Sinema

Batı Cephesinde Yeni Bir Şey Yok Konusu ve Film Analizi

Bati Cephesinde Yeni Bir Şey Yok Konusu ve Film Analizi

Sinemanın en çok beslendiği temalardan biri savaşlardır. Tarihin ve ülkelerin kaderinin değişmesinde rol oynayan I. Dünya Savaşı, Batı Cephesinde Yeni Bir Şey Yok ile sinema dünyasının son dönemdeki dikkat çekici yapımlarından biri oldu. Dram ve savaşı ustalıkla izleyiciye aktaran yapım, ülkelerin ve insanların psikolojilerini gözler önüne seriyor.Biz de bu içeriğimizde Batı Cephesinde Yeni Bir Şey Yok konusu üzerinde duracağız. Ardından filmin detaylarıyla alakalı bilgi vereceğiz.

Film, askerlerin milliyetçi bir duygu besleyerek orduya katılmasından sonraki verdikleri yaşam mücadelesini ele alıyor. 1929 tarihinde aynı isimdeki romandan uyarlanan yapımda askerlerin savaşın gerçekleriyle yüzleşmesini anlatıyor. 

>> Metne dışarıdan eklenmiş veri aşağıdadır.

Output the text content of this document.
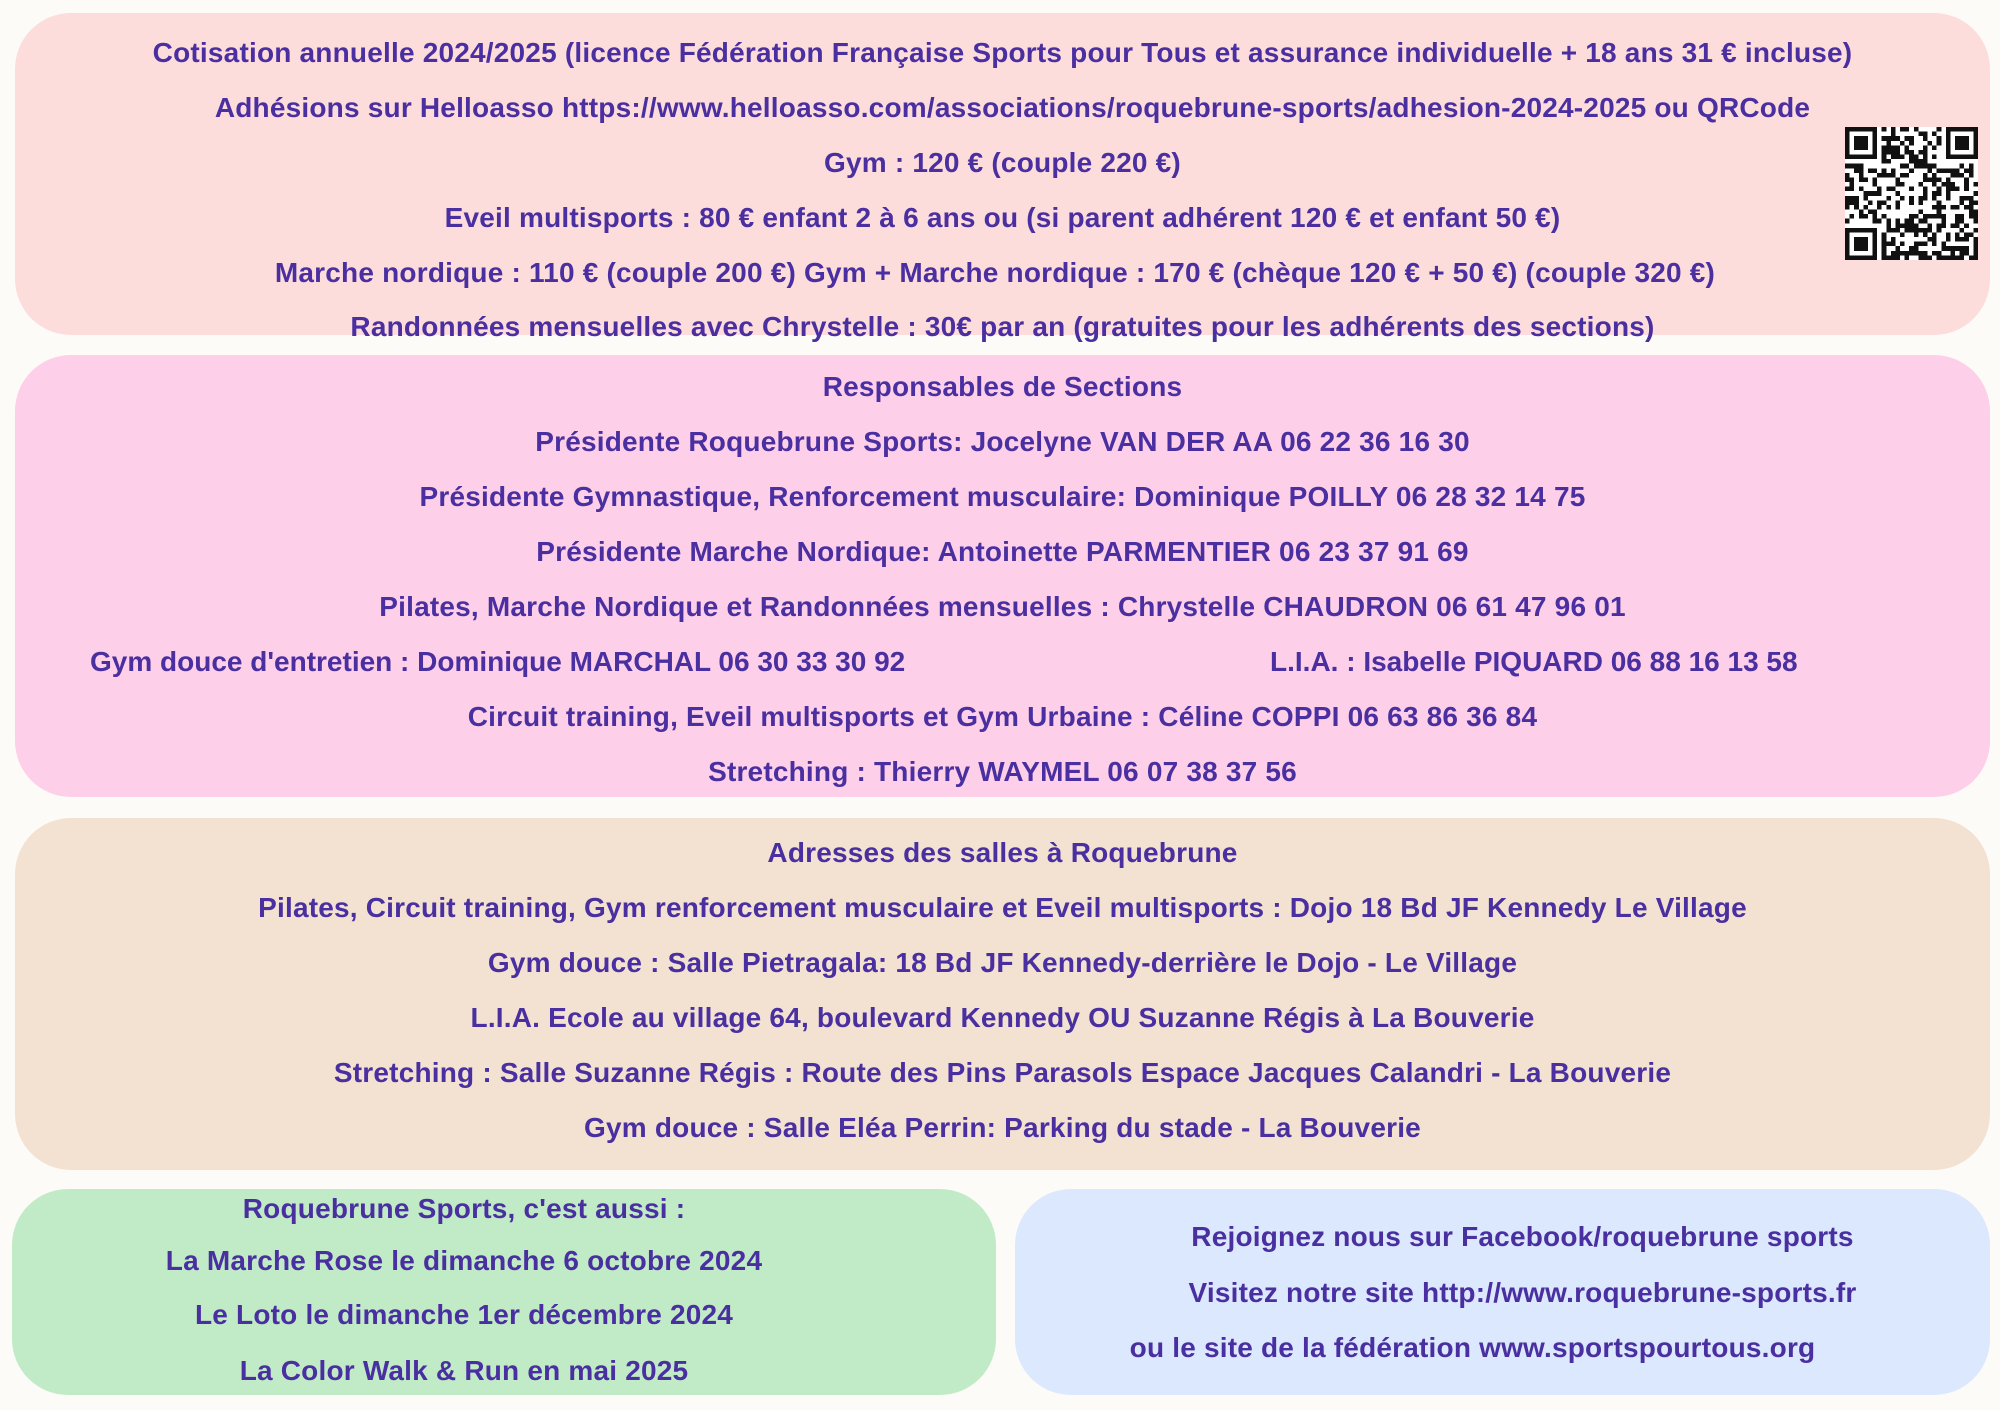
Cotisation annuelle 2024/2025 (licence Fédération Française Sports pour Tous et assurance individuelle + 18 ans 31 € incluse)
Adhésions sur Helloasso https://www.helloasso.com/associations/roquebrune-sports/adhesion-2024-2025 ou QRCode
Gym : 120 € (couple 220 €)
Eveil multisports : 80 € enfant 2 à 6 ans ou (si parent adhérent 120 € et enfant 50 €)
Marche nordique : 110 € (couple 200 €) Gym + Marche nordique : 170 € (chèque 120 € + 50 €) (couple 320 €)
Randonnées mensuelles avec Chrystelle : 30€ par an (gratuites pour les adhérents des sections)
Responsables de Sections
Présidente Roquebrune Sports: Jocelyne VAN DER AA 06 22 36 16 30
Présidente Gymnastique, Renforcement musculaire: Dominique POILLY 06 28 32 14 75
Présidente Marche Nordique: Antoinette PARMENTIER 06 23 37 91 69
Pilates, Marche Nordique et Randonnées mensuelles : Chrystelle CHAUDRON 06 61 47 96 01
Gym douce d'entretien : Dominique MARCHAL 06 30 33 30 92	L.I.A. : Isabelle PIQUARD 06 88 16 13 58
Circuit training, Eveil multisports et Gym Urbaine : Céline COPPI 06 63 86 36 84
Stretching : Thierry WAYMEL 06 07 38 37 56
Adresses des salles à Roquebrune
Pilates, Circuit training, Gym renforcement musculaire et Eveil multisports : Dojo 18 Bd JF Kennedy Le Village
Gym douce : Salle Pietragala: 18 Bd JF Kennedy-derrière le Dojo - Le Village
L.I.A. Ecole au village 64, boulevard Kennedy OU Suzanne Régis à La Bouverie
Stretching : Salle Suzanne Régis : Route des Pins Parasols Espace Jacques Calandri - La Bouverie
Gym douce : Salle Eléa Perrin: Parking du stade - La Bouverie
Roquebrune Sports, c'est aussi :
La Marche Rose le dimanche 6 octobre 2024
Le Loto le dimanche 1er décembre 2024
La Color Walk & Run en mai 2025
Rejoignez nous sur Facebook/roquebrune sports
Visitez notre site http://www.roquebrune-sports.fr
ou le site de la fédération www.sportspourtous.org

Batı Cephesinde Yeni Bir Şey Yok Filmi: Savaşın Gösterisi

Batı Cephesinde Yeni Bir Şey Yok konusu, filmin her sahnesini etkisi altına alan korkunç vahşettir. Savaşı gerçekte nasılsa öyle tasvir eden yapımda Paul ve arkadaşları I. Dünya Savaşı’nda Alman Ordusuna katılır. Genç bir Alman asker olan Paul ve yoldaşları, siperde hayatları için savaşır. Savaş meydanına ulaştıklarındaki ilk coşku zamanla yerini korku ve çaresizliğe bırakır.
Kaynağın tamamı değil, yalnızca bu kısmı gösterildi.